Pendant la course, les bâtons deviennent des extensions de l’intention de l’athlète : ils propulsent chaque pas dans la pente, ils rattrapent le corps quand la montagne repousse. La pente du parcours ne permet pas la mécanique de course conventionnelle—elle force un rythme plus proche du ski-alpinisme en montée.

Tactiquement, Bonnet savait quand pousser et quand doser l’effort. Il a explosé dès le départ, gagnant mètre après mètre. À mi-course, il avait une marge claire. Il a maintenu la poussée jusqu’à la terrasse finale raide, une arrivée en montée qui séparait le champion de l’amateur. Le temps de 27:21 redéfinit la référence de ce que le corps humain peut faire dans un effort soutenu en montée.

### Au-delà du record

Ce n’est pas la première fois que Bonnet sort de la norme verticale. Il possède plusieurs titres en ski-alpinisme—une discipline où la montée et la descente comptent autant que la durée. Son succès en ski-alpinisme en 2024 et début 2025 a préparé le terrain pour son retour de blessure cet été : une fracture de fatigue plus tôt dans l’année menaçait de faire dérailler sa saison, pourtant il a rebondi pour décrocher le titre mondial vertical en septembre à Canfranc (6,4 km, 990m D+ en 37:50).

Plus que cela, c’est une géographie personnelle. Fully se trouve dans son canton natal, proche d’un terrain familier. Il avait gravi la ligne des dizaines de fois ; il connaissait les prises subtiles, les changements de sol, les micro-corniches qui mordent quand on est à bout de souffle. Il connaissait la présence des spectateurs, l’attention médiatique.

Dans l’interview d’après-course, il a réfléchi : « Je pensais que j’avais commencé un peu trop vite quand j’ai vu les premiers temps intermédiaires.

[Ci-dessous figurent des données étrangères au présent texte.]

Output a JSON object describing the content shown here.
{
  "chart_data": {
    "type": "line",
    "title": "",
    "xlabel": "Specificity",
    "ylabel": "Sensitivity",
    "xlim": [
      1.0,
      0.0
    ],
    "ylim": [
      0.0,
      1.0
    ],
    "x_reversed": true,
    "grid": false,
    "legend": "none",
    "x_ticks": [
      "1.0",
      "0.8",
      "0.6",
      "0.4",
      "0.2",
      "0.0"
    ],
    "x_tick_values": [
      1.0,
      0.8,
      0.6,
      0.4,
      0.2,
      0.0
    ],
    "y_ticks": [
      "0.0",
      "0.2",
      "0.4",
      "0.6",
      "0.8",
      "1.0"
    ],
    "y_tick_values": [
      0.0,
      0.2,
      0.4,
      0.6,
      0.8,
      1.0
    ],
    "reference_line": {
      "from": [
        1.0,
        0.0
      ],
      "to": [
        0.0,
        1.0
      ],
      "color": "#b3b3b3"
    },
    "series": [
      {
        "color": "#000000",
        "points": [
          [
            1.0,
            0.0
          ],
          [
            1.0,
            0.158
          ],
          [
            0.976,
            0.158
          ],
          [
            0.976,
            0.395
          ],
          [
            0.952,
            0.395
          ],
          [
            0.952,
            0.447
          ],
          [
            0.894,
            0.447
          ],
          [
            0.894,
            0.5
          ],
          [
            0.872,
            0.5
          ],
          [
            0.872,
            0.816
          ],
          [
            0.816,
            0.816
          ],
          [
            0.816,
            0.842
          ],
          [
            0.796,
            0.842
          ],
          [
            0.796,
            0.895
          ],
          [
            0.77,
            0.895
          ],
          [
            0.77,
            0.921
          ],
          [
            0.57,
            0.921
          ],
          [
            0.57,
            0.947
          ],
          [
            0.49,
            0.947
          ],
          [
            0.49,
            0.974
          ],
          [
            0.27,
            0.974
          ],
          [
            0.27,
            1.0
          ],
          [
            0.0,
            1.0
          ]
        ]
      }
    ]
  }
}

Ensuite, j’ai pensé qu’en fonction de comment je me sentais, tout allait bien. Alors, je me suis dit que peut-être aujourd’hui va être spécial et je vais pouvoir tenir jusqu’au sommet. »

### Et maintenant ?

Ce qui attend Bonnet est alléchant. Ayant brisé la barrière du kilomètre vertical, il pourrait se tourner vers le domaine de l’ultra en montée, combinant longue endurance avec pentes raides. On spécule qu’il pourrait cibler des lignes où la montée domine mais la descente exige encore de la technique—un hybride de ses mondes de ski et de course en trail.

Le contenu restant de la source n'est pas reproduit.